A public school teacher in Illinois for 31 years, Bible school student, and graduate of a Christian Writers Guild course, Celia loves to teach and write on many subjects. However, having personally experienced the disappointing fruits of weak faith, religious striving, and minimal connection with God, she is particularly passionate about sharing life-changing insights into the fullness of Christ’s salvation.
You may find more of her writing at www.treastrove.blogspot.com and www.wlmlbooks.com and in Streams of Living Water, a daily Devotion book she co-authored with her father, retired missionary Bible teacher F. Burleigh Willard Sr. Celia enjoys gardening and traveling to visit her family.
This Book of the Law shall not depart from your mouth, but you shall meditate in it day and night (Joshua 1:8 NKJV).
But they delight in the law of the LORD, meditating on it day and night (Psalm 1:2 NLT).
In the vicinity of Nogales, Arizona, where my family moved when I was in high school, is a butte-like peak referred to as "Monkey Mountain." The front of it is a sheer vertical wall, so climbers have to hike around to the back of it. There, they can step from boulder to boulder, shimmy up crevices, pick their way gingerly along narrow ledges, and, finally, cross the narrow saddle connecting to the summit.
Even after my siblings and I grew up and moved to distant parts of the United States, we looked forward to making this climb when home for a visit. On one of the last such occasions, we parked the car at the Peña Blanca picnic grounds and began the trek toward Monkey Mountain. Although we were only a few hundred yards from the base of the mountain, our progress was slow because of the rocky ground and the trench-like depressions (probably dry arroyos, or stream beds) we had to cross. Amazingly, when down in the lowest part of these troughs, the view of the mountain was completely cut off. If one spent much time down there, one might even forget there was a mountain just a hundred yards away!

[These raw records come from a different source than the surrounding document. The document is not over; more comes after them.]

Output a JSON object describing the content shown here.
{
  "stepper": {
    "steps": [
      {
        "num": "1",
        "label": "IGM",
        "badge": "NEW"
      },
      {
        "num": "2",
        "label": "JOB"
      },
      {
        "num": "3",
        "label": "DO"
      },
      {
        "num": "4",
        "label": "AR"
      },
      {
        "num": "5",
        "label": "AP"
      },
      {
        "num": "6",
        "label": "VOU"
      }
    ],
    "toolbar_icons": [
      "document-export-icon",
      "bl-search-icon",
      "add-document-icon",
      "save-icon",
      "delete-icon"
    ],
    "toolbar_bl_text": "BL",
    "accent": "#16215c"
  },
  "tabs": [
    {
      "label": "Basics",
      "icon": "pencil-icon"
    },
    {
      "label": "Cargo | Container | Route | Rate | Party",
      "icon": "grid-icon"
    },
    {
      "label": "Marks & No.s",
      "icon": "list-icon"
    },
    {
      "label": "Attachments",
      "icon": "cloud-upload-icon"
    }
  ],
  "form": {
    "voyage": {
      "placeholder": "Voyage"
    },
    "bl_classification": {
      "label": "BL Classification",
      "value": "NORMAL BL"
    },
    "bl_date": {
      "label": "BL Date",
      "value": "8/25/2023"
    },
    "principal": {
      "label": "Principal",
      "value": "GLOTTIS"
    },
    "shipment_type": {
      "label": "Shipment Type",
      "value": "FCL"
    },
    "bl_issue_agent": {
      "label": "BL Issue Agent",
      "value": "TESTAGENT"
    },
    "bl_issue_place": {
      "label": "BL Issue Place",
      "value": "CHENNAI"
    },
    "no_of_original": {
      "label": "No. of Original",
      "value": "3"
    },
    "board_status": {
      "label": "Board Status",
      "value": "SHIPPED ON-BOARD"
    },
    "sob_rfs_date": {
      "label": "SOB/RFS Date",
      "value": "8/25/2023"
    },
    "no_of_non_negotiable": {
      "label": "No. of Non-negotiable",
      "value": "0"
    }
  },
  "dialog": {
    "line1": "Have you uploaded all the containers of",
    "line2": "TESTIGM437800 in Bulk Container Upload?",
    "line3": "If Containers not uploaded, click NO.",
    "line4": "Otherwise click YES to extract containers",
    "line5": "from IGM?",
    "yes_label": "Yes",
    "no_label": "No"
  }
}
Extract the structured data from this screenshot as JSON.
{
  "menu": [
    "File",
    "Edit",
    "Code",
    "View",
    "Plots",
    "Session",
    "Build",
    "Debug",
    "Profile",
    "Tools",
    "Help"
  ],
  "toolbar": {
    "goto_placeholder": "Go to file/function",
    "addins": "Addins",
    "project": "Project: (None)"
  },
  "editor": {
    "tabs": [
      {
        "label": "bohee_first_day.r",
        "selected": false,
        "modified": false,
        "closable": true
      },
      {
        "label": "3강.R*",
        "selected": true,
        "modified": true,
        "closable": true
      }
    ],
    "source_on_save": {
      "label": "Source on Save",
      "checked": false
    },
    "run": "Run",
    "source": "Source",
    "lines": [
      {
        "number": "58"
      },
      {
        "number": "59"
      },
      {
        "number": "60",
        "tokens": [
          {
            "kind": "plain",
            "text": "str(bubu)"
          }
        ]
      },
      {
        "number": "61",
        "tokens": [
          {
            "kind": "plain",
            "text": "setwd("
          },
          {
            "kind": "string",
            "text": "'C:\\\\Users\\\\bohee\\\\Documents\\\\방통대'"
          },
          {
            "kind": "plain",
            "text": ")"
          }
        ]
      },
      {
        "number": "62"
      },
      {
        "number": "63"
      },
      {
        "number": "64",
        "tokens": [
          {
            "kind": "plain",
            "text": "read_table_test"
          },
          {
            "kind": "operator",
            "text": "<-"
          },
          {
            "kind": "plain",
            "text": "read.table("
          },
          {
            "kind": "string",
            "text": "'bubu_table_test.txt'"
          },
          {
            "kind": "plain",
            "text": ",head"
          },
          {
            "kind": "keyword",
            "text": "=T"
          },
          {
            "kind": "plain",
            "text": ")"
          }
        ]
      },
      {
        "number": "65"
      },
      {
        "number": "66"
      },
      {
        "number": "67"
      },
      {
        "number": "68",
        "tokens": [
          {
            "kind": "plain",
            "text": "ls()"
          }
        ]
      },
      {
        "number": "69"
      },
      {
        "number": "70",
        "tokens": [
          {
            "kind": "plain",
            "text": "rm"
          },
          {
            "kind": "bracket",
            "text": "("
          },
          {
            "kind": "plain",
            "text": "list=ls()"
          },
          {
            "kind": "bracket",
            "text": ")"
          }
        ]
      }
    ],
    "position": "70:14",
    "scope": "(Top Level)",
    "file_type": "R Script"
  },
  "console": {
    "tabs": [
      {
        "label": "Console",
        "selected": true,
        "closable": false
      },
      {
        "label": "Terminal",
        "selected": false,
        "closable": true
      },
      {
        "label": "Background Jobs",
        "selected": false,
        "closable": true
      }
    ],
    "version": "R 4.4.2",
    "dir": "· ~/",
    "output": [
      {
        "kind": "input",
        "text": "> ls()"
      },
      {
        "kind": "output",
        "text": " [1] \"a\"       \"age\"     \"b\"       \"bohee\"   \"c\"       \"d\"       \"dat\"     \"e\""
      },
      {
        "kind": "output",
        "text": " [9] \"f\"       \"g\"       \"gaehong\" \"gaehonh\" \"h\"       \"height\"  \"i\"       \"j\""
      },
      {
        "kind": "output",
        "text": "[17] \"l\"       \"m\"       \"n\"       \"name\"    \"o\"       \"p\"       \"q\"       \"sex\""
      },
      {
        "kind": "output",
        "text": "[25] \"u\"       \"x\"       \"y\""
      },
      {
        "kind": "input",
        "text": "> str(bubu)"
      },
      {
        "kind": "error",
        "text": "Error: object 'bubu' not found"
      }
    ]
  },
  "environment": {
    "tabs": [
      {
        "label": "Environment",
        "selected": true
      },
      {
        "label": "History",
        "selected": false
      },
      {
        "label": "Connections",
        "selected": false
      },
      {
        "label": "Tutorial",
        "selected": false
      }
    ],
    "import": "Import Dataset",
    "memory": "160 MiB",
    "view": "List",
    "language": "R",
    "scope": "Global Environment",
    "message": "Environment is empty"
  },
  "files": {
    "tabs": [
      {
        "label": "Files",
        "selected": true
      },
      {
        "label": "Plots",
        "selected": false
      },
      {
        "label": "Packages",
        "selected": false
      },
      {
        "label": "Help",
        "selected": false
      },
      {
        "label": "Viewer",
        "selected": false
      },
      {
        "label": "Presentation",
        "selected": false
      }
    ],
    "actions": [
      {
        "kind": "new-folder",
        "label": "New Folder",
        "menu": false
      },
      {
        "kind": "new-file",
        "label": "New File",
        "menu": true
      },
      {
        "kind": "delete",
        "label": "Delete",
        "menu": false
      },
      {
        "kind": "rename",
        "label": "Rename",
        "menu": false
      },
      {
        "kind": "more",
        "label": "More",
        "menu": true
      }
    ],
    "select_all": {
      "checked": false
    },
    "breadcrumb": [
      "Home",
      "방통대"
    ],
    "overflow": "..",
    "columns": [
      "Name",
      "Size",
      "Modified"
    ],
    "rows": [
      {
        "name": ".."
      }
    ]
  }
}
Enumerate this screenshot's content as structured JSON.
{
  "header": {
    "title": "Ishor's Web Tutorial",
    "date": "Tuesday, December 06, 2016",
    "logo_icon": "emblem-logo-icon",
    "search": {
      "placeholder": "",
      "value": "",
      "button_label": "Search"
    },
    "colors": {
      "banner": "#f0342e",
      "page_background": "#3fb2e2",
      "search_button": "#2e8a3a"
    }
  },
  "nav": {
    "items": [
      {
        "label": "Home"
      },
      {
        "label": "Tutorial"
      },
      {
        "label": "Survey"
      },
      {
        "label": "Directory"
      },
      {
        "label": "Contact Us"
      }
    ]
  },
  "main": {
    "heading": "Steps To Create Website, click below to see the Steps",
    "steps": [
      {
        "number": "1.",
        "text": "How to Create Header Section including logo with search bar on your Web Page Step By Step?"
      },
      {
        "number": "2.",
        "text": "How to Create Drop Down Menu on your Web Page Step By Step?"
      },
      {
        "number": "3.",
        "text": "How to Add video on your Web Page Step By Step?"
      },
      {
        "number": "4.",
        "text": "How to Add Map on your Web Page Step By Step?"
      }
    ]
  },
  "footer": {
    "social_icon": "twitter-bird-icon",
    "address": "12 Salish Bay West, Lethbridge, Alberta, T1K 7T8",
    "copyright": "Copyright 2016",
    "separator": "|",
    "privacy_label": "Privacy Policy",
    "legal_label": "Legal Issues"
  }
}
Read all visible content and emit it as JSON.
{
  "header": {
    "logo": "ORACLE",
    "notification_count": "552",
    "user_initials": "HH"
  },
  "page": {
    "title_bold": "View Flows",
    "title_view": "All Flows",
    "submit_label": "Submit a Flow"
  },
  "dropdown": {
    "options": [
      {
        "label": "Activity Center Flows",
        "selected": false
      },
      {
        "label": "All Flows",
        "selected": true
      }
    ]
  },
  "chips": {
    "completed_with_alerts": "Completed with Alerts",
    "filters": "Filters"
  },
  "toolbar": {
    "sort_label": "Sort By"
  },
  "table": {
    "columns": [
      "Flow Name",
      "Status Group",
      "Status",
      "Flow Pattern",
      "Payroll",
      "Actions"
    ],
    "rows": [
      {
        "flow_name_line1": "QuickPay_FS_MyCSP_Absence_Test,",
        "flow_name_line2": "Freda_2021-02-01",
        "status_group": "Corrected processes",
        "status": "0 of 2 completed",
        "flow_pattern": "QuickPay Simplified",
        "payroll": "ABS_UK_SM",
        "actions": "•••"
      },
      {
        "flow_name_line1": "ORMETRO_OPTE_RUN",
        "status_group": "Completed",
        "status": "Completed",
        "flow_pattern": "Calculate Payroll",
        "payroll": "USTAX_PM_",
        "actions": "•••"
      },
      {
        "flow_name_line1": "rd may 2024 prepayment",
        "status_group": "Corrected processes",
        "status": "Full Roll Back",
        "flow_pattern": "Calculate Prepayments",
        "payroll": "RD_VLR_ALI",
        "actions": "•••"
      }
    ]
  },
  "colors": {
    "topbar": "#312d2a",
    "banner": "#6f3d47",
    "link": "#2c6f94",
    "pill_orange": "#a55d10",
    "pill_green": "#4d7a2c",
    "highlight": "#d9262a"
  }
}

Problems always loom large. When we are sunk down in the middle of a challenging situation, these circumstances are all that we can see. God is much greater than our difficulty, but our view of him seems cut off. If we pray in that gloomy frame of mind, is that praying in faith? At such times, we have to purposely remind ourselves that God and his power, his love, and his solutions are still there—right over that pile of rocks.
Since our faith affects what will happen, let’s make a point of setting our expectations on God. Let's not allow ourselves to become trapped by faith in the wrong thing!